The path for socialising was opened
and I started a conversation –
‘How are you? How’s the family?’ and so forth.
She kept looking out through the window in a gaze
that seemed to be beyond the contamination of near-by days,
gave one or two extremely brief replies,
left some questions unanswered,
let me understand through her hand’s impatient gestures
that it was pointless to raise such matters,
better to keep quiet.
I was on another seat
with her companions.
She beckoned me with her fingers to come and sit next to her.
I thought it was bold of her to do so
and did as asked.
Softly she spoke,
her voice shielded by the train’s rumble,
‘Please don’t mind.
We’ve no time to waste time.
I’ve got to get off at the next station
and you’ll go further.
Never again shall we meet.
I want to hear from your mouth
the answer to the question that’s been postponed so long.
Will you speak the truth?’
‘I shall,’ said I. And she,
still looking out – at the sky – put this question,
‘Those days of ours that are gone –
have they gone entirely?
Is nothing left?’
For a minute I held my tongue,
then replied,
‘The stars of night are all within the deep
of the light of day.’
I was bothered with my answer. Had I made it up?
She said, ‘Never mind. Now go back to your seat.’

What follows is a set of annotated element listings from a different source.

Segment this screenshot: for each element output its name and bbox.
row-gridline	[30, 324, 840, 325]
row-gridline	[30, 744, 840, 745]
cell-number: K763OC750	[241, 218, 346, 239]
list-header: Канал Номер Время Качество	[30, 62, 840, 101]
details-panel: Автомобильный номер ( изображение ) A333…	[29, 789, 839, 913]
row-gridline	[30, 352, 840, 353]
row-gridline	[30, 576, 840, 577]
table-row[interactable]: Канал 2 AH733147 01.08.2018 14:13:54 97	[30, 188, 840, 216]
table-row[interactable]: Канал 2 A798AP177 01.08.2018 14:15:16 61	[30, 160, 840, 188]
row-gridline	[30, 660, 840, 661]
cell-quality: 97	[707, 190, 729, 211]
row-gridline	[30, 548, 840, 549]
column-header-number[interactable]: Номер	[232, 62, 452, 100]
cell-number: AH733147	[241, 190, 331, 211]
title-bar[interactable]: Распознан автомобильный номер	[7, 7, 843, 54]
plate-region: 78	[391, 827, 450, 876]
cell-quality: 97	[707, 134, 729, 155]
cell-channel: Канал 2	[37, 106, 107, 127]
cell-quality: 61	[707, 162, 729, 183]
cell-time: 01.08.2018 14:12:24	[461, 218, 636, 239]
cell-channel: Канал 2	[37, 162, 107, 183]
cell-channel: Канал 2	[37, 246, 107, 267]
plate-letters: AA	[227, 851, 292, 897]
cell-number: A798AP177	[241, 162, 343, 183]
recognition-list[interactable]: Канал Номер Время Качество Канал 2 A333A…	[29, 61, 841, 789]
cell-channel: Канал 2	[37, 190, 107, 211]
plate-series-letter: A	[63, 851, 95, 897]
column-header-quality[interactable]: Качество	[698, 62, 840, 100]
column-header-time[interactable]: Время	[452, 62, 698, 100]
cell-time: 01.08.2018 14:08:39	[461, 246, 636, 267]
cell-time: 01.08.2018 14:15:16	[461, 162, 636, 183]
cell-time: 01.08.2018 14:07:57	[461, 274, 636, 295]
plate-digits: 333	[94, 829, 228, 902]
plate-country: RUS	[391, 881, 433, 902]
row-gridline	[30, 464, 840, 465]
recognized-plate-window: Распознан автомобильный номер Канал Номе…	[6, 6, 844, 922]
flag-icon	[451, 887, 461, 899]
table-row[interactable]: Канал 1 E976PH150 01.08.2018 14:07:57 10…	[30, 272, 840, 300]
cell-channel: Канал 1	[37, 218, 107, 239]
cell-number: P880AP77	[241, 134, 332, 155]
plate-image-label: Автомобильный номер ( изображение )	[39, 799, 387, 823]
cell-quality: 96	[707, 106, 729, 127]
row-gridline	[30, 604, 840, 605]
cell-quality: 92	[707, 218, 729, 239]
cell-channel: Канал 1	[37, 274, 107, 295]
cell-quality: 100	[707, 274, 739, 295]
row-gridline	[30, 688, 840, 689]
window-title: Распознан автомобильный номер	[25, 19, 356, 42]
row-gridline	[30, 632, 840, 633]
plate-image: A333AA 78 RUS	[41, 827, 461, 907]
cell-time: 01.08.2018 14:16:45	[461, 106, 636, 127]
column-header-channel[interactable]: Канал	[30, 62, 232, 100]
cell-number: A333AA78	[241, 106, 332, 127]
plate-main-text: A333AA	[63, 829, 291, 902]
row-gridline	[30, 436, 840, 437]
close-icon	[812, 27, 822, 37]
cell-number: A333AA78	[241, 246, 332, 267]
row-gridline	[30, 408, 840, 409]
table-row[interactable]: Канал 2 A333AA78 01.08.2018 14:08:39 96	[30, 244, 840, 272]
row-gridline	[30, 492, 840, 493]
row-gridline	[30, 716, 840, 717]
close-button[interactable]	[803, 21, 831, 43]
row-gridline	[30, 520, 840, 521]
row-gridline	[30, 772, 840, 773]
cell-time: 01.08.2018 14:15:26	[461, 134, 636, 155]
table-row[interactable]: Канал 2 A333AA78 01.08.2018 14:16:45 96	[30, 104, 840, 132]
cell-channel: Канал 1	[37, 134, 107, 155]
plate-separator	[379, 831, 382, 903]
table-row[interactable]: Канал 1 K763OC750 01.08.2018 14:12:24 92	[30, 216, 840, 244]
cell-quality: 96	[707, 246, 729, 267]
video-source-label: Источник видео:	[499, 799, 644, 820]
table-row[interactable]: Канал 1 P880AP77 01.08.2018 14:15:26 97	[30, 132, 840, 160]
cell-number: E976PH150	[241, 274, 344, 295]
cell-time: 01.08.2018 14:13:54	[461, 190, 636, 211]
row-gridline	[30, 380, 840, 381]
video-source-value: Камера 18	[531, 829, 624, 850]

They all got off at the next station;
I continued alone.
[Santiniketan, 24 June 1936]
Dogged follower at my heels, my unfulfilled past,
shadows of unslaked thirst risen from a ghost-land,
determined to keep me company, zealous in back-beckoning,
soft-playing on a sitar a tune that drugs, obsesses,
like a bee, hive-dislodged, humming in a hushed
deflowered garden: from the back onto the path before me
you cast the sunset-peak’s long shadow, fabricate
a tedious farewell twilight, ashen and pale.
Companion at my back, tear the bindings of dreams;
and those treasures of suffering, tinted futilities of desires,
which you have snatched and guarded from death’s grasp –
give them back to death. Today I’ve heard
in the cloudless post-monsoon’s far-gazing sky
a packless vagabond’s flute, and I’ll follow it.